Over a millenia Lisbon has been a port city. Importing and exporting delicacies from all around the known world. The saying goes, if it aint broke dont fix it. In Portuguese it must have translated to, if it aint broke, use it everyday, all the time and be sure to include ways you never thought possible - this is the story of 'Bacalhau.' A traditional and mainstay Portuguese dish of codfish, lightly fried in olive oil with onions and usually served with home fried potatoes.
I never imagined fish would taste like anything other than fishy, slimy, fish. Every dish of bacalhau can have a surprise of flavor. The taste possibilities are endless with over 350 known preparations.
Bacalhau tastes like an old woman belting a fado ballad, textures fusing together, telling a sad, beautiful story to your mouth.

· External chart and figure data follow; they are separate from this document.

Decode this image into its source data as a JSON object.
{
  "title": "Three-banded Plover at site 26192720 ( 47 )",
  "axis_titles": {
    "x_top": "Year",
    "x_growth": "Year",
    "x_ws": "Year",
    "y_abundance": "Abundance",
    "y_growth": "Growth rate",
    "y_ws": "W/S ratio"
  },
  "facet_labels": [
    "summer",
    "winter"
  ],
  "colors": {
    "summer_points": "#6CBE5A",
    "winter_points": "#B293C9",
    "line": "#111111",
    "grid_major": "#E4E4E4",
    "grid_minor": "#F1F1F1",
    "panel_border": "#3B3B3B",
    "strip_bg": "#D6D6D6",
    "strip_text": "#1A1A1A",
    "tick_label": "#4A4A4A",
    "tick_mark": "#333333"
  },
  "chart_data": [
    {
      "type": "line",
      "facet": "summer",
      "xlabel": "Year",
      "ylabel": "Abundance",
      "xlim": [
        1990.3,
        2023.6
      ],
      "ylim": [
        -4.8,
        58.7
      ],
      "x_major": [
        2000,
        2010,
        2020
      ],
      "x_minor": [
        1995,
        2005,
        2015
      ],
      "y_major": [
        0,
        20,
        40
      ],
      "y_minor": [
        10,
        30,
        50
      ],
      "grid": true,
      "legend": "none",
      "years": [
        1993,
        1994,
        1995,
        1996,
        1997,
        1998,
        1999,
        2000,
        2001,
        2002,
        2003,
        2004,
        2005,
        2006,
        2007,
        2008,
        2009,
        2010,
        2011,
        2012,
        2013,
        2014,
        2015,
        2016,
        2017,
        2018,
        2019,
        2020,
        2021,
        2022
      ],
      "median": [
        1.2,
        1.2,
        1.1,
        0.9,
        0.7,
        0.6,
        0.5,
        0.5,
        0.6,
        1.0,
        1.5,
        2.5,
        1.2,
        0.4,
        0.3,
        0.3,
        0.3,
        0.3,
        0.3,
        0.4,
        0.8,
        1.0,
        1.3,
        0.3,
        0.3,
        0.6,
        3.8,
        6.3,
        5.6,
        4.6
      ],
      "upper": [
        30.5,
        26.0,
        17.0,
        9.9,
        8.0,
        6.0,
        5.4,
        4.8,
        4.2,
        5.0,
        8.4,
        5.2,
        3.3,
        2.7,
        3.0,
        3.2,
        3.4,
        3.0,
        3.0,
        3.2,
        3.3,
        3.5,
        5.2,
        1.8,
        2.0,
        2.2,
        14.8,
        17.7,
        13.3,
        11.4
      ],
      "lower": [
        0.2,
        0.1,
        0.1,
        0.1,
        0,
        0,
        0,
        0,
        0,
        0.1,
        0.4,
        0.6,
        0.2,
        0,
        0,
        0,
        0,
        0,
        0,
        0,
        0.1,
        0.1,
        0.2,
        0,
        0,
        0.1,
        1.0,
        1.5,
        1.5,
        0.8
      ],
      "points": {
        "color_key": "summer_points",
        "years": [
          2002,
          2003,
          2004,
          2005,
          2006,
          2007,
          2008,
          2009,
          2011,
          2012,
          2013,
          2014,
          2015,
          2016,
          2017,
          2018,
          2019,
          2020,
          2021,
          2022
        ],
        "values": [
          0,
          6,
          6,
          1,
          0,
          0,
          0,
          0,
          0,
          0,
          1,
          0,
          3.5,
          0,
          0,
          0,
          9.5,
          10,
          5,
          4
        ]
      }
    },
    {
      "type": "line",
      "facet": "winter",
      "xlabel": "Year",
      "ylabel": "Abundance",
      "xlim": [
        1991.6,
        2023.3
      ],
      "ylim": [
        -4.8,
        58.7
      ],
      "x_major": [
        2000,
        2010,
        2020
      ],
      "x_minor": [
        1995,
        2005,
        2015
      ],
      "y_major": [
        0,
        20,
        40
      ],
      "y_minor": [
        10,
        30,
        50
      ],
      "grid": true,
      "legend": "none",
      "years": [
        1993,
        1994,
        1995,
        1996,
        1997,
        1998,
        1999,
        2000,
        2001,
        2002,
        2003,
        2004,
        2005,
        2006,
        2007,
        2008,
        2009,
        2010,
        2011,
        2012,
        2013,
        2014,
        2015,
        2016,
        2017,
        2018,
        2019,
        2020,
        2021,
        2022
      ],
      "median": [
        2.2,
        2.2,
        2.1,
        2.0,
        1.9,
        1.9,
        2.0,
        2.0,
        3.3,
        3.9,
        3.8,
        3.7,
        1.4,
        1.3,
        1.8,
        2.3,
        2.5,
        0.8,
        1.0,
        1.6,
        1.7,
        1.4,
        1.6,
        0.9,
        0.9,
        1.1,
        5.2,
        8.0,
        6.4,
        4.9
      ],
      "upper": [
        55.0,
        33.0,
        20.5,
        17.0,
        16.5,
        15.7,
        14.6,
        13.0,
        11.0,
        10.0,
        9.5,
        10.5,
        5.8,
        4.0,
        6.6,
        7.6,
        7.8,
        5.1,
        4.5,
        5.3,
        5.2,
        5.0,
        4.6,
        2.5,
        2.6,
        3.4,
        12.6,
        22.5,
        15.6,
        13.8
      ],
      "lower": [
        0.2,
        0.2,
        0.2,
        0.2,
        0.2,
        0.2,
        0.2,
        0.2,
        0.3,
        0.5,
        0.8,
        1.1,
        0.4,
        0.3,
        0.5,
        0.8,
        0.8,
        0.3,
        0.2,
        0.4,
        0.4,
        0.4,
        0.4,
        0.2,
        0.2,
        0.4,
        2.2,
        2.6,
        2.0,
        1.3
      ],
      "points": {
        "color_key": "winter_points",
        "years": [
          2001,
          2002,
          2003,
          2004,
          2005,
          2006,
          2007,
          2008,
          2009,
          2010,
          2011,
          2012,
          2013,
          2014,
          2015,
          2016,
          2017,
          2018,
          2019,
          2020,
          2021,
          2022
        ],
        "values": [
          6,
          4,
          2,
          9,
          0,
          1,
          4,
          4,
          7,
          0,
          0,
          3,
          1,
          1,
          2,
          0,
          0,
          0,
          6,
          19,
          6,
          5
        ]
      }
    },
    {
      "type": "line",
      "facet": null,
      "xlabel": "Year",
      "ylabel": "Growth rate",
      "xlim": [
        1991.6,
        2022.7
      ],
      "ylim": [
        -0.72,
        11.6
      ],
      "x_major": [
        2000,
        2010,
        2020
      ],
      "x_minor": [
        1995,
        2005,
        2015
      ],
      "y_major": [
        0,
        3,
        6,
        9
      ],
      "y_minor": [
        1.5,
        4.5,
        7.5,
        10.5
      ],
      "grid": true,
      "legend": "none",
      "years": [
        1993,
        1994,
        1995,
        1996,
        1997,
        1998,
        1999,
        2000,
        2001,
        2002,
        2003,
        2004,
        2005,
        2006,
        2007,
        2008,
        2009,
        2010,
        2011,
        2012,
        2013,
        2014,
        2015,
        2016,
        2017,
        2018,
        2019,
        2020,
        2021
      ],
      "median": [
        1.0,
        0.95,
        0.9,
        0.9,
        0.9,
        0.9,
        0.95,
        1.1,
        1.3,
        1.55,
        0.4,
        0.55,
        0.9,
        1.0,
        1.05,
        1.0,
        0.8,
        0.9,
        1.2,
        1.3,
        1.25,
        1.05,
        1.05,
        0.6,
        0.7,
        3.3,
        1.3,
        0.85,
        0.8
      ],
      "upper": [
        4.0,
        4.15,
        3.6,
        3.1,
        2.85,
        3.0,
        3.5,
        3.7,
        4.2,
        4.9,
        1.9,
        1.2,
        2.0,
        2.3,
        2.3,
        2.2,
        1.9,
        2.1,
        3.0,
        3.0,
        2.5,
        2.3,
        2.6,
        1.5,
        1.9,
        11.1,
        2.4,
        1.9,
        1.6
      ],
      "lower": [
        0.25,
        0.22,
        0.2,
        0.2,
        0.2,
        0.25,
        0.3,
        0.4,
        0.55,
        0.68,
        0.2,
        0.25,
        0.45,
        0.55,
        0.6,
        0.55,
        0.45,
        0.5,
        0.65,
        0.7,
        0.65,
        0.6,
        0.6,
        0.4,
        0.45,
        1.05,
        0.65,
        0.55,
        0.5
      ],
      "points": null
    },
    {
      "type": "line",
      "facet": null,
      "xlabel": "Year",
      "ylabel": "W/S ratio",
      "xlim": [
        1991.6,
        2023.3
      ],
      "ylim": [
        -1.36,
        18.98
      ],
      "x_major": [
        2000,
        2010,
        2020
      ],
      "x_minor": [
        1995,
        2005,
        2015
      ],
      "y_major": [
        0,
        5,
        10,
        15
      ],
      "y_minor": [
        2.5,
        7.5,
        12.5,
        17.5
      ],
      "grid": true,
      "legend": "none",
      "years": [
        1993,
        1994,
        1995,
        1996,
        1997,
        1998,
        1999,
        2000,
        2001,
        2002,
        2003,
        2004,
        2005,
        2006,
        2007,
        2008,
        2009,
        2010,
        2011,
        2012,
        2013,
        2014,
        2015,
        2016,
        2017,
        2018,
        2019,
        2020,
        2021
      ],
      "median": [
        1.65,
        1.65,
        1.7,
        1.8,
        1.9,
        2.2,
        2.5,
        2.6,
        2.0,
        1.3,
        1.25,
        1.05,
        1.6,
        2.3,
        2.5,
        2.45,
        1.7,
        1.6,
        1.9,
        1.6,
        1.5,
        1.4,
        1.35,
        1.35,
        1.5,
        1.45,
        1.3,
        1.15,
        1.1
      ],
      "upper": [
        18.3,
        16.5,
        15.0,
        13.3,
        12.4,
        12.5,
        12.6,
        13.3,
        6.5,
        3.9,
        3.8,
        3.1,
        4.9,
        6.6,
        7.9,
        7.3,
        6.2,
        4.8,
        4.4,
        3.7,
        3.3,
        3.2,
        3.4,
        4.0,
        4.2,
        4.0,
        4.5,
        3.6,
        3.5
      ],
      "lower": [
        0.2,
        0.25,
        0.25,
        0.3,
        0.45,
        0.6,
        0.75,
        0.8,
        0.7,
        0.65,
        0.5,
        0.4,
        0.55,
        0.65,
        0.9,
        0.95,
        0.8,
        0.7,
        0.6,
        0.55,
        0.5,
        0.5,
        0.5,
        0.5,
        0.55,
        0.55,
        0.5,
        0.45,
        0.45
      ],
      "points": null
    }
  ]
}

Anywhere you order Bacalhau is going to lay claim to its' in house recipe as being the best.
When purchased at the local market, just look for the aisle with crusty fish carcasses adorning the tables and shelves. The indeterminable shelf life, probably help to keep distributors pricing of this staple low. If one were to peek inside a Lisboetas' shopping basket you would probably see a bottle or two of regional wine, a salted codfish probably two, a loaf of fresh baked bread and a small bag of varietal fruits and veggies.
The Portuguese love their bacalhau so much, that when the country has a shortage they will just import it from places like Norway or Northeastern Canada.
Everyone knows it is not fresh fish! But, with Portuguese culinary magic, this dried, salted, aged, soulful masterpiece of cod is reincarnated nightly onto the majority of plates across the country.